Giulio aveva passato settimane a progettare il suo costume da cavaliere, ma mancava ancora qualcosa. Le paillettes! Quelle piccole, brillanti e colorate paillettes che avrebbe incollato ovunque sul suo mantello per farlo brillare come le stelle.
La ricerca delle paillettes
Il giorno del carnevale, Giulio si svegliò presto. Indossò il suo costume e corse verso il mercatino del paese, dove sapeva di poter trovare tutto il necessario per la sua opera d'arte. Le bancarelle erano già in fermento, piene di maschere, stoffe e decorazioni di ogni genere.
"Devo trovare le paillettes perfette," pensò Giulio, mentre si faceva largo tra la folla. Dopo aver cercato in lungo e in largo, i suoi occhi si posarono su una bancarella piena di piccoli barattoli luccicanti. "Ecco quello che mi serve!", esclamò, afferrando un barattolo pieno di paillettes multicolori.
Un imprevisto scintillante
Con il barattolo stretto tra le mani, Giulio si diresse verso una panchina per iniziare a decorare il suo mantello. Ma mentre si sedeva, un gruppo di bambini mascherati lo circondò per ammirare il suo costume da cavaliere.
"Wow, che bello!" disse una bambina vestita da fatina. "Posso aiutarti a mettere le paillettes?" Giulio, felice di avere un po' di compagnia, accettò volentieri. Insieme iniziarono a incollare le paillettes, ridendo e scherzando.
Ma proprio mentre stavano incollando l'ultima manciata, un colpo di vento improvviso fece volare il barattolo, spargendo paillettes ovunque. Il gruppo di bambini rimase a bocca aperta, ma poi scoppiò in una risata contagiosa. Tutti erano ricoperti di paillettes, brillando sotto il sole come una pioggia di stelle.
La parata magica
Nonostante l'incidente, Giulio non si perse d'animo. Con il suo mantello ormai scintillante, si unì alla parata che attraversava le strade della città. La musica riempiva l'aria, i tamburi rullavano e le trombette suonavano melodie allegre. Giulio si sentiva parte di una grande festa, dove ogni passo era una danza e ogni sorriso una scintilla di gioia.
Mentre camminava, notò che le paillettes si erano attaccate anche agli altri bambini, trasformando il corteo in un fiume di luce e colore.

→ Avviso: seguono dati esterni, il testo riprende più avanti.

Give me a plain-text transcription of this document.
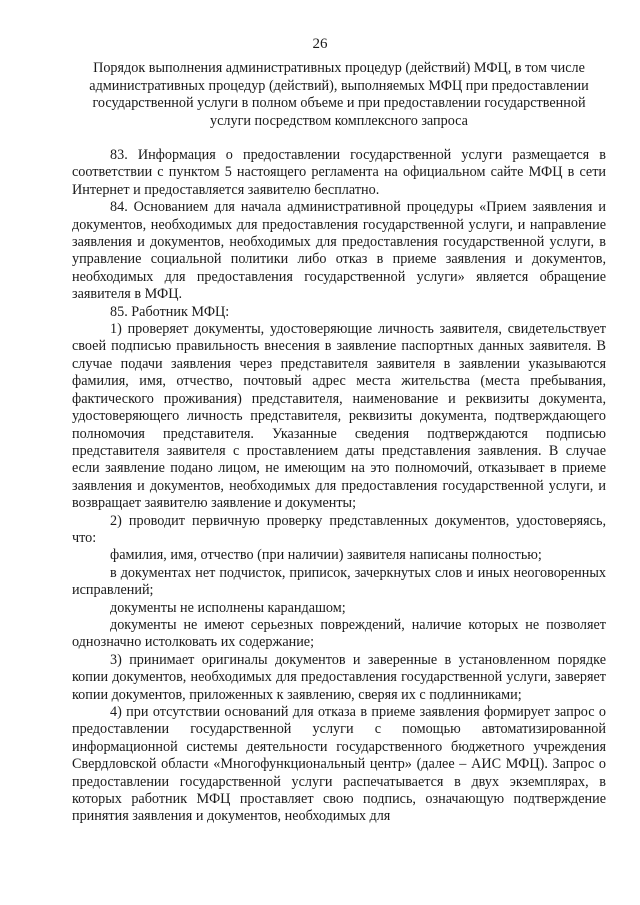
26
Порядок выполнения административных процедур (действий) МФЦ, в том числе административных процедур (действий), выполняемых МФЦ при предоставлении государственной услуги в полном объеме и при предоставлении государственной услуги посредством комплексного запроса

83. Информация о предоставлении государственной услуги размещается в соответствии с пунктом 5 настоящего регламента на официальном сайте МФЦ в сети Интернет и предоставляется заявителю бесплатно.

84. Основанием для начала административной процедуры «Прием заявления и документов, необходимых для предоставления государственной услуги, и направление заявления и документов, необходимых для предоставления государственной услуги, в управление социальной политики либо отказ в приеме заявления и документов, необходимых для предоставления государственной услуги» является обращение заявителя в МФЦ.

85. Работник МФЦ:

1) проверяет документы, удостоверяющие личность заявителя, свидетельствует своей подписью правильность внесения в заявление паспортных данных заявителя. В случае подачи заявления через представителя заявителя в заявлении указываются фамилия, имя, отчество, почтовый адрес места жительства (места пребывания, фактического проживания) представителя, наименование и реквизиты документа, удостоверяющего личность представителя, реквизиты документа, подтверждающего полномочия представителя. Указанные сведения подтверждаются подписью представителя заявителя с проставлением даты представления заявления. В случае если заявление подано лицом, не имеющим на это полномочий, отказывает в приеме заявления и документов, необходимых для предоставления государственной услуги, и возвращает заявителю заявление и документы;

2) проводит первичную проверку представленных документов, удостоверяясь, что:

фамилия, имя, отчество (при наличии) заявителя написаны полностью;

в документах нет подчисток, приписок, зачеркнутых слов и иных неоговоренных исправлений;

документы не исполнены карандашом;

документы не имеют серьезных повреждений, наличие которых не позволяет однозначно истолковать их содержание;

3) принимает оригиналы документов и заверенные в установленном порядке копии документов, необходимых для предоставления государственной услуги, заверяет копии документов, приложенных к заявлению, сверяя их с подлинниками;

4) при отсутствии оснований для отказа в приеме заявления формирует запрос о предоставлении государственной услуги с помощью автоматизированной информационной системы деятельности государственного бюджетного учреждения Свердловской области «Многофункциональный центр» (далее – АИС МФЦ). Запрос о предоставлении государственной услуги распечатывается в двух экземплярах, в которых работник МФЦ проставляет свою подпись, означающую подтверждение принятия заявления и документов, необходимых для
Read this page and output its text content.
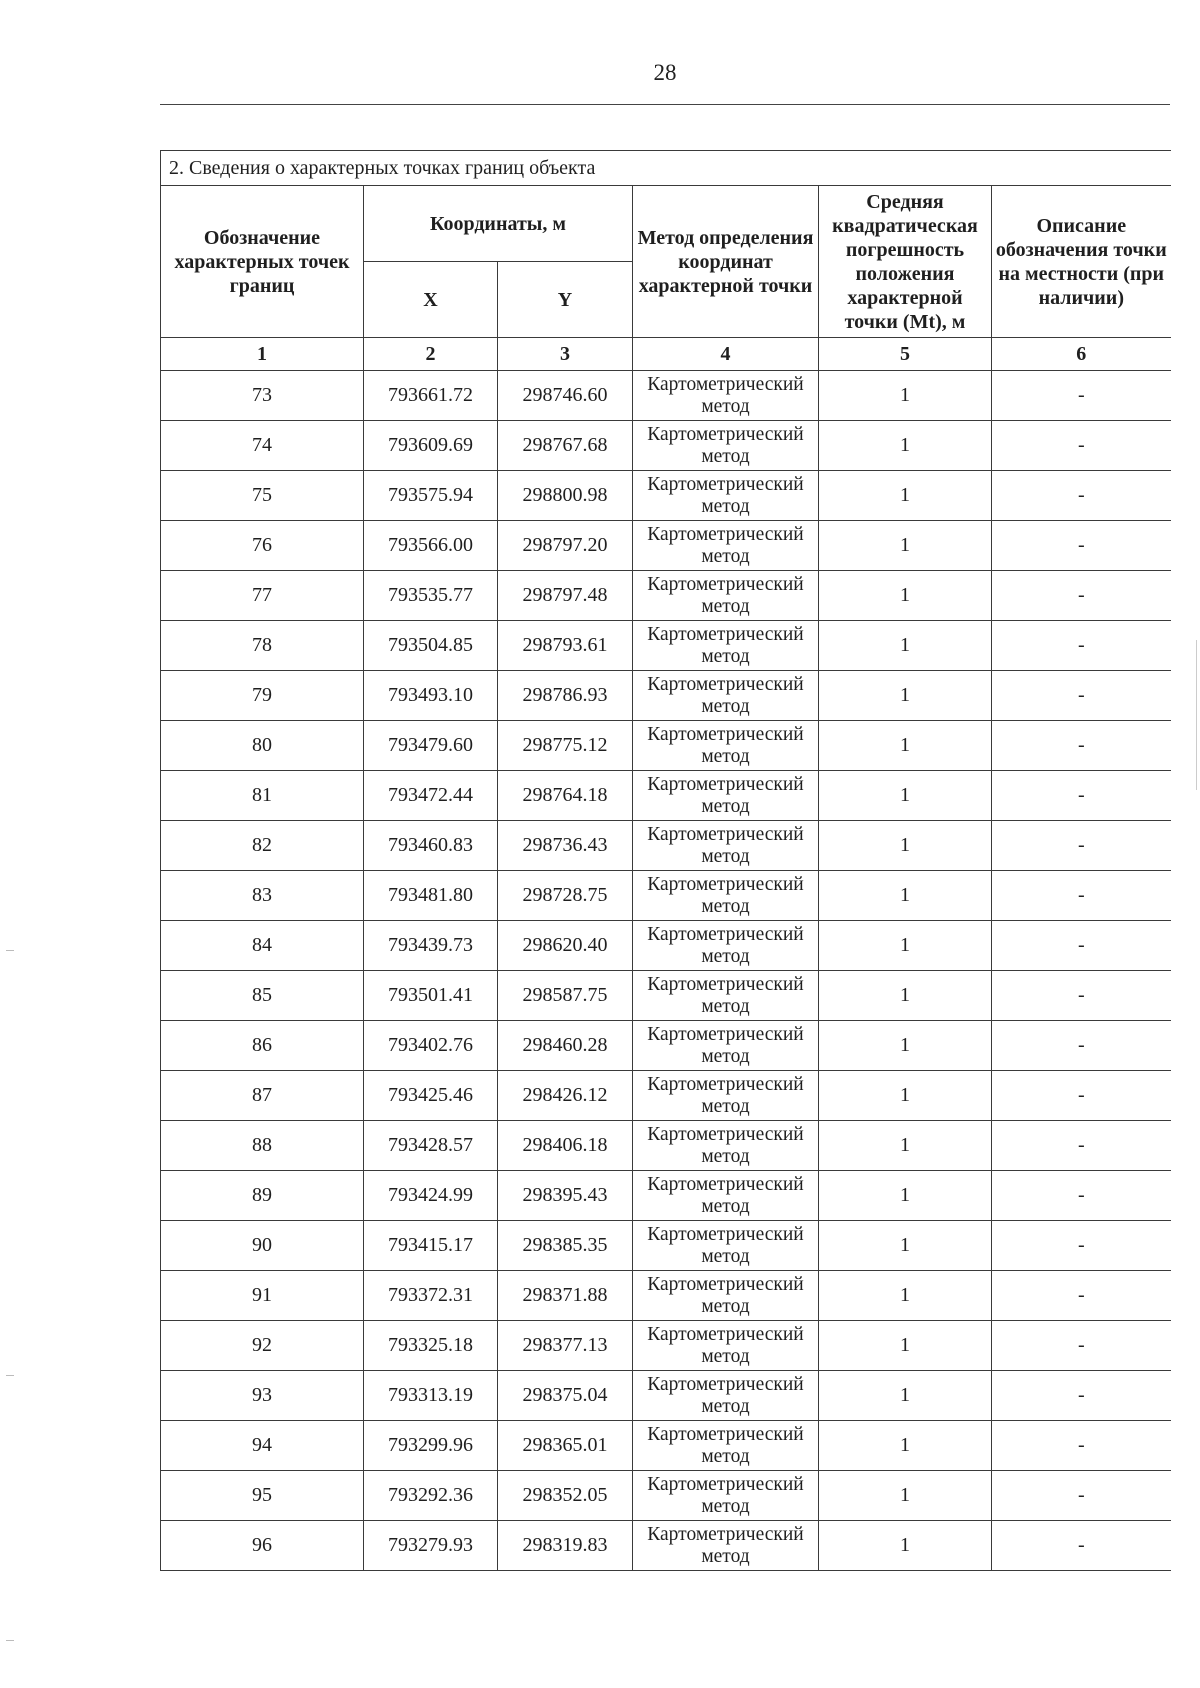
28
2. Сведения о характерных точках границ объекта					
Обозначение характерных точек границ	Координаты, м		Метод определения координат характерной точки	Средняя квадратическая погрешность положения характерной точки (Mt), м	Описание обозначения точки на местности (при наличии)
	X	Y			
1	2	3	4	5	6
73	793661.72	298746.60	Картометрический метод	1	-
74	793609.69	298767.68	Картометрический метод	1	-
75	793575.94	298800.98	Картометрический метод	1	-
76	793566.00	298797.20	Картометрический метод	1	-
77	793535.77	298797.48	Картометрический метод	1	-
78	793504.85	298793.61	Картометрический метод	1	-
79	793493.10	298786.93	Картометрический метод	1	-
80	793479.60	298775.12	Картометрический метод	1	-
81	793472.44	298764.18	Картометрический метод	1	-
82	793460.83	298736.43	Картометрический метод	1	-
83	793481.80	298728.75	Картометрический метод	1	-
84	793439.73	298620.40	Картометрический метод	1	-
85	793501.41	298587.75	Картометрический метод	1	-
86	793402.76	298460.28	Картометрический метод	1	-
87	793425.46	298426.12	Картометрический метод	1	-
88	793428.57	298406.18	Картометрический метод	1	-
89	793424.99	298395.43	Картометрический метод	1	-
90	793415.17	298385.35	Картометрический метод	1	-
91	793372.31	298371.88	Картометрический метод	1	-
92	793325.18	298377.13	Картометрический метод	1	-
93	793313.19	298375.04	Картометрический метод	1	-
94	793299.96	298365.01	Картометрический метод	1	-
95	793292.36	298352.05	Картометрический метод	1	-
96	793279.93	298319.83	Картометрический метод	1	-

Tutti ridevano e ballavano, e il carnevale sembrava ancora più magico.
Il ritorno a casa
Alla fine della giornata, quando il sole iniziò a tramontare, Giulio tornò a casa stanco ma felice. Il suo mantello era un capolavoro scintillante, e lui non vedeva l'ora di raccontare l'avventura ai suoi genitori.
Prima di andare a letto, piegò con cura il mantello e lo posò sulla sedia accanto al letto. "È stato il carnevale più bello di sempre," pensò, mentre le palpebre si chiudevano lentamente. Le paillettes sul mantello brillavano ancora, come un ricordo luminoso di una giornata piena di allegria e amicizia.
E così, nel silenzio della sua stanza, Giulio sognò il prossimo carnevale, con nuove avventure e altre scintillanti sorprese.